Streaming service Peacock has just dropped a new trailer for Firestarter, the second adaptation of Stephen King’s fiery story, after the 1984 version starring Drew Barrymore. Zac Efron (Extremely Wicked, Shockingly Evil and Vile, The Greatest Showman) and Sydney Lemmon (Fear the Walking Dead, Succession) play parents whose daughter has uncanny pyrokinetic powers in this film.
Ryan Kiera Armstrong, from 2021s American Horror Story: Double Feature, plays the lead in this one. The trailer shows how her character, Charlie, struggles with her powers while being pursued by The Shop, a malicious government entity that wants to use her incendiary powers for military purposes. One scene sees her blow a cubical door off its hinges in a plume of fire. One of the characters claims that she might one day be as strong as a nuclear weapon.

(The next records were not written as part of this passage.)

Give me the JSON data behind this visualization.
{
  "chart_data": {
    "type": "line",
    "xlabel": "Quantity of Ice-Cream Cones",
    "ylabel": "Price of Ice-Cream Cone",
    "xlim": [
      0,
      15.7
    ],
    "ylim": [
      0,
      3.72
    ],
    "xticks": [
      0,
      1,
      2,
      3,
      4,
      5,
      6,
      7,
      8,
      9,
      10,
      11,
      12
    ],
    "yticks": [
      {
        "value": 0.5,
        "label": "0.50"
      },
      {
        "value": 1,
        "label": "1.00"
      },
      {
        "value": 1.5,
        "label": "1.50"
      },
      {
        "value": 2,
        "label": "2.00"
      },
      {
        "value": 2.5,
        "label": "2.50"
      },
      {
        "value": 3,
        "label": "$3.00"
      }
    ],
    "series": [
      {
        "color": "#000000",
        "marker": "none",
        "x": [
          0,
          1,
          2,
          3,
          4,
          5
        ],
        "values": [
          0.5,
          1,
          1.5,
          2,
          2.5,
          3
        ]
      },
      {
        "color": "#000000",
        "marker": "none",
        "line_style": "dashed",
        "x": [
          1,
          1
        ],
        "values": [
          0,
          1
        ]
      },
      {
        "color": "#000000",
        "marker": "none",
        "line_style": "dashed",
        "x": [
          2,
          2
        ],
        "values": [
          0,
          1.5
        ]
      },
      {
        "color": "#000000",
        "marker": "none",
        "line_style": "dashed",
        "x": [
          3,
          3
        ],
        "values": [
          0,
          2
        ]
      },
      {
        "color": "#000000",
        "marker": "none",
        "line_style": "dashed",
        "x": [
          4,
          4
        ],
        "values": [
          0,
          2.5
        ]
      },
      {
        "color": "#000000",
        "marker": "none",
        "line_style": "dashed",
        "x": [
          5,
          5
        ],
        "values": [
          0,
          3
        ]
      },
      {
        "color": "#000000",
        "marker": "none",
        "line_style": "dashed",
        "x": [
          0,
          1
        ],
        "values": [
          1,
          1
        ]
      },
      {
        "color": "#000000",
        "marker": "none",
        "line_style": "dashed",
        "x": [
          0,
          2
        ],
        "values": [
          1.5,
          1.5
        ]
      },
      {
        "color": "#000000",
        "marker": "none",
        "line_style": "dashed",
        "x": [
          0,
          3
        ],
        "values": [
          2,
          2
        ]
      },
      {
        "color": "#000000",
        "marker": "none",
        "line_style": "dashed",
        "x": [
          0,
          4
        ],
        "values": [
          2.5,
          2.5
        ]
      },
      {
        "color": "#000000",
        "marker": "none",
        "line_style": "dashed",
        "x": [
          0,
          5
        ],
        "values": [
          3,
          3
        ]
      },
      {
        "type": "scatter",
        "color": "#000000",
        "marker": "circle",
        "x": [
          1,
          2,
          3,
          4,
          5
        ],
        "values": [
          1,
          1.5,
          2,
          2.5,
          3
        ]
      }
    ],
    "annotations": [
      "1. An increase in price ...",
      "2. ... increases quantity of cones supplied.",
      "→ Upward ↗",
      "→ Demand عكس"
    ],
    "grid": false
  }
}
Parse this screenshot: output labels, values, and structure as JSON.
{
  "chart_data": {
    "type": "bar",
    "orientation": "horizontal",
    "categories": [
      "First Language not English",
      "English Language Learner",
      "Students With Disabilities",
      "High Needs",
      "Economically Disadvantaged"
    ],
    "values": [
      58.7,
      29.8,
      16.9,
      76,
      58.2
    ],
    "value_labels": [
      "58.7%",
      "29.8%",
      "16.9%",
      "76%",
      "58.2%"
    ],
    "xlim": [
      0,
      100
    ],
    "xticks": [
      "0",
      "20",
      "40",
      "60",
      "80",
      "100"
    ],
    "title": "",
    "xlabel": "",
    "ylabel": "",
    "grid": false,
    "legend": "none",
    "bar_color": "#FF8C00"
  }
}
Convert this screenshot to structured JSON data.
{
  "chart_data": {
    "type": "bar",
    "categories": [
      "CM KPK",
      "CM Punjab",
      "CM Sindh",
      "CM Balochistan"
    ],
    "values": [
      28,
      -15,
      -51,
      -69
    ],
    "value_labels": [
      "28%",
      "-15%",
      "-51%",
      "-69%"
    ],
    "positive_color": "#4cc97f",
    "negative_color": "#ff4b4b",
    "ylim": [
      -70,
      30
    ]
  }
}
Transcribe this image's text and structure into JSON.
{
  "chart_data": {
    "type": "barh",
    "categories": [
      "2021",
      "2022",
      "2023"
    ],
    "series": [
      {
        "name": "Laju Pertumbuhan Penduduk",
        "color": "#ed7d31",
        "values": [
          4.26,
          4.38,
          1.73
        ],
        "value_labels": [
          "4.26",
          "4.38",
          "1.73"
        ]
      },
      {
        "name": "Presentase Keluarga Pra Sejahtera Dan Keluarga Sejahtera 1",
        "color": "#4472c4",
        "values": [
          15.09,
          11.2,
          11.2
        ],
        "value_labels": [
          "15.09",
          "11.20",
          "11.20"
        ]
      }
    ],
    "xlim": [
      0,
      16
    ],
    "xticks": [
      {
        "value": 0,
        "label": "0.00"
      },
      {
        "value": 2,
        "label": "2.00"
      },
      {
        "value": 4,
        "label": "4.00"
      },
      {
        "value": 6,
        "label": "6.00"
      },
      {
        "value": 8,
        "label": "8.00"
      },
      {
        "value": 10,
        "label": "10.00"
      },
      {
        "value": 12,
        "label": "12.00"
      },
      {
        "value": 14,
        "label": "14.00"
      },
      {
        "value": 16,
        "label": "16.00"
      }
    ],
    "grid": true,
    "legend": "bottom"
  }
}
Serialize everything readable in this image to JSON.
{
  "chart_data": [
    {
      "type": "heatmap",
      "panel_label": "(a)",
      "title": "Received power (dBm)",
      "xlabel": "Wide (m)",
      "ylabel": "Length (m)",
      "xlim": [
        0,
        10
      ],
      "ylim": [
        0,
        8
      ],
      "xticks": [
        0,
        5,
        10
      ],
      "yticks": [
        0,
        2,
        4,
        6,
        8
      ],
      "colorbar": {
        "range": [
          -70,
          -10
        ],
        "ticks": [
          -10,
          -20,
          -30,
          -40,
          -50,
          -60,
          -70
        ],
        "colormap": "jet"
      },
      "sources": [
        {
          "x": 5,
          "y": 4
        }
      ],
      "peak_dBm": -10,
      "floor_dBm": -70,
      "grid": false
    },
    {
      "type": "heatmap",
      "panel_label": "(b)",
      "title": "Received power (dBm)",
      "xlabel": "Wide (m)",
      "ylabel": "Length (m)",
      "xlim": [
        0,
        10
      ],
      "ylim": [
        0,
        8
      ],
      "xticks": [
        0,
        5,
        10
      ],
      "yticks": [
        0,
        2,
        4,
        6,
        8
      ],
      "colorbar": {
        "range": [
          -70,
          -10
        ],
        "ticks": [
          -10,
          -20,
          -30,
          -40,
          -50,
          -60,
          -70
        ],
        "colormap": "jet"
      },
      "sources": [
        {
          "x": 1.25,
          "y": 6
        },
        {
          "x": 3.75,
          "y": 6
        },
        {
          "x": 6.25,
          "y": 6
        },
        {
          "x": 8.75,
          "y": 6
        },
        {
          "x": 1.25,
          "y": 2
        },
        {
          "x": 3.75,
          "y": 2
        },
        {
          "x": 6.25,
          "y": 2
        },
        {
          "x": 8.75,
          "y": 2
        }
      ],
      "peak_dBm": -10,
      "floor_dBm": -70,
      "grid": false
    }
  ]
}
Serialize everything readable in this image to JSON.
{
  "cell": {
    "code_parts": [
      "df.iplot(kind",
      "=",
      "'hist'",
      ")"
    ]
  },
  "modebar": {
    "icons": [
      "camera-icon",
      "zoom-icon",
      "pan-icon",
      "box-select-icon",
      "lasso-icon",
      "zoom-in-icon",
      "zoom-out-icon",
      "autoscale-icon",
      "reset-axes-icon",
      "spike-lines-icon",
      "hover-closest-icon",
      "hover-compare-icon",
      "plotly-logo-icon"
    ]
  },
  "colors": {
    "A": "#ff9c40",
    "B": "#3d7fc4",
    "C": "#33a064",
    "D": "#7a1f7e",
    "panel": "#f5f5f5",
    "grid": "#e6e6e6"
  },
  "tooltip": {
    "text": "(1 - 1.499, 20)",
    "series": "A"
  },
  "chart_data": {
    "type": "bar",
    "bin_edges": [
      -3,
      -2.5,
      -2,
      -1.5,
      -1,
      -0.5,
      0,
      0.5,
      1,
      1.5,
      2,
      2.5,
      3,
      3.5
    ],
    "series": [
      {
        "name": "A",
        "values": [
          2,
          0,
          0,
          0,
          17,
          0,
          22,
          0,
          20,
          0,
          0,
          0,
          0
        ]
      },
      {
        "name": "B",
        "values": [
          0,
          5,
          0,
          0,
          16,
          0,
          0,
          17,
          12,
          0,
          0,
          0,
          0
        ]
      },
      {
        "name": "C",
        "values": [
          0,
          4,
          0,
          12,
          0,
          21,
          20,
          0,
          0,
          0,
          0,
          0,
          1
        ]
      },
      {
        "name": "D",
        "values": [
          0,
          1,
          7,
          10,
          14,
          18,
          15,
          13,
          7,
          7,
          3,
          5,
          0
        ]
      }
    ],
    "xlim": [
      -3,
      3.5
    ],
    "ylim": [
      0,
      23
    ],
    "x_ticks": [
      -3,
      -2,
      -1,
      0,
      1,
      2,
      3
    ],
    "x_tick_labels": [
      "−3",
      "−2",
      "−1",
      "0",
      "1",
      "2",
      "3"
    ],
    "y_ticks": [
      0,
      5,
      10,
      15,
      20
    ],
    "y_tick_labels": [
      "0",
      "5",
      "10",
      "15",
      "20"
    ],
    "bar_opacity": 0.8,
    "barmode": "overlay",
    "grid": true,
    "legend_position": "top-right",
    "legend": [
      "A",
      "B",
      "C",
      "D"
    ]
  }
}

Here’s the official synopsis for Firestarter:
For more than a decade, parents Andy and Vicky have been on the run, desperate to hide their daughter Charlie from a shadowy federal agency that wants to harness her unprecedented gift for creating fire into a weapon of mass destruction. Andy has taught Charlie how to defuse her power, which is triggered by anger or pain. But as Charlie turns 11, the fire becomes harder and harder to control. After an incident reveals the family’s location, a mysterious operative is deployed to hunt down the family and seize Charlie once and for all. Charlie has other plans.
You can check out the Firestarter trailer below:
The score, in particular, sounds electrifying. It would of course, because it was composed by horror music legend John Carpenter, along with fellow Halloween franchise composers Cody Carpenter and Daniel Davies. Firestarter is directed by Keith Thomas, based on a screenplay by Halloween Kills writer Scott Teems, and is produced by Jason Blum for Blumhouse. Akiva Goldsman produces for Weed Road Pictures.
Firestarter also stars Michael Greyeyes, Kurtwood Smith, John Beasley, Gloria Reuben, and will hit cinemas and Peacock on 13 May 2022.
We honestly don’t think any author had more of their works adapted for the big screen than Stephen King, save William Shakespeare. And this looks like it’ll be another one for the books, no pun intended.